Threat Management, Network Security

AT&T sues two over scheme to steal customer data

AT&T has accused two Utah men of carrying out a data mining scheme, using automatic dialing programs to harvest information from its customer database and costing the company more than $6.5 million.

In a complaint filed late last week in federal court in Dallas, AT&T and its subsidiaries named Phil Iverson and Chris Gose as the masterminds behind the fraud.

AT&T claims that over at least the past five years, the defendants used computerized auto-dialing programs to place hundreds of millions of phone calls to numbers they purchased from AT&T, according to the complaint.

The calls, however, were spoofed to make it appear like the calls were coming from other AT&T customer numbers, which tricked AT&T's systems into delivering caller ID name information stored in its customer database.

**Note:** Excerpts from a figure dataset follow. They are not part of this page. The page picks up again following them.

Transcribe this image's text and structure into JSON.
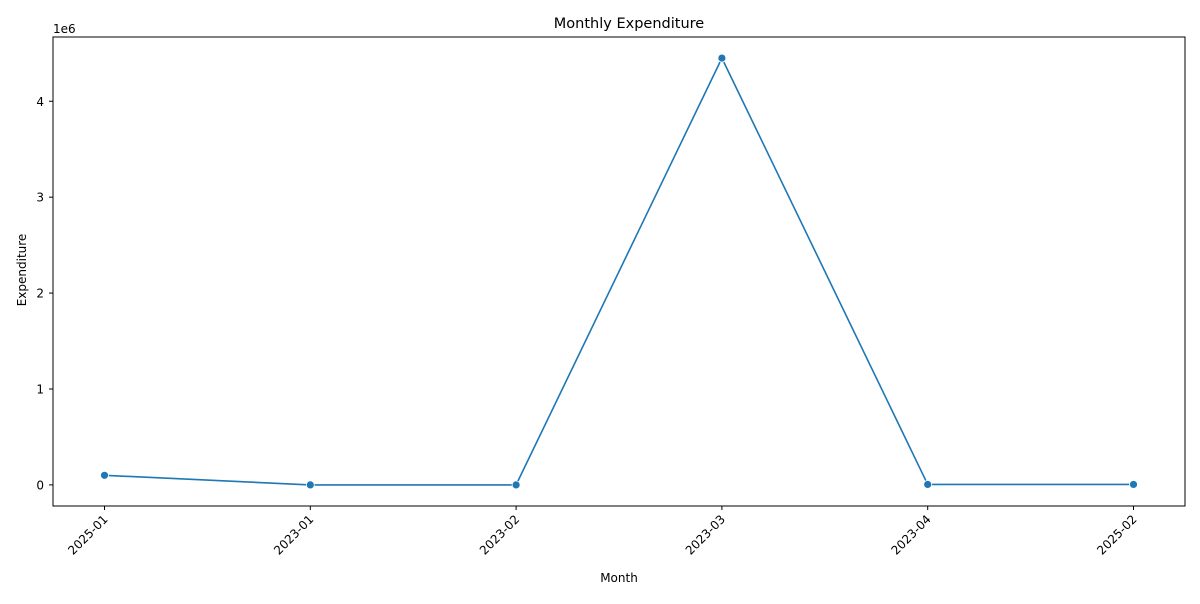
{
  "chart_data": {
    "type": "line",
    "title": "Monthly Expenditure",
    "xlabel": "Month",
    "ylabel": "Expenditure",
    "y_offset_label": "1e6",
    "y_scale_factor": 1000000,
    "categories": [
      "2025-01",
      "2023-01",
      "2023-02",
      "2023-03",
      "2023-04",
      "2025-02"
    ],
    "series": [
      {
        "values": [
          100000,
          0,
          0,
          4450000,
          5000,
          5000
        ],
        "color": "#1f77b4",
        "marker": "circle"
      }
    ],
    "ylim": [
      -220000,
      4670000
    ],
    "yticks": [
      0,
      1000000,
      2000000,
      3000000,
      4000000
    ],
    "ytick_labels": [
      "0",
      "1",
      "2",
      "3",
      "4"
    ],
    "xtick_rotation_deg": 45,
    "grid": false,
    "legend": "none"
  }
}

“By constantly adjusting and refining their data mining techniques, defendants have been able to launch a series of cyberattacks on and gain unauthorized access to AT&T's electronic [customer] database,” the complaint stated.

It also names a group of corporations as co-defendants, including Blue Skye, CCI Communications and Feature Films for Families.

Iverson and Goose directed or caused these companies to participate in the alleged fraudulent activities, AT&T contended. The masterminds purchased telecommunication services offered by the co-defendants to use as part of the scheme.

The defendants likely used the stolen caller ID data for telemarketing purposes, AT&T said in the complaint. The information has “considerable commercial value,” since matching name and number information for wireless subscribers is often not available in public directories.

AT&T added that it lost roughly $6.5 million from processing the millions of spoofed calls and caller ID searches, as well as from deploying technologies to detect and stop the activity. 

The telecom giant is seeking actual and punitive damages and asked the court to bar the defendants from conducting additional data mining fraud.

Neither Iverson nor Goose could be reached for comment.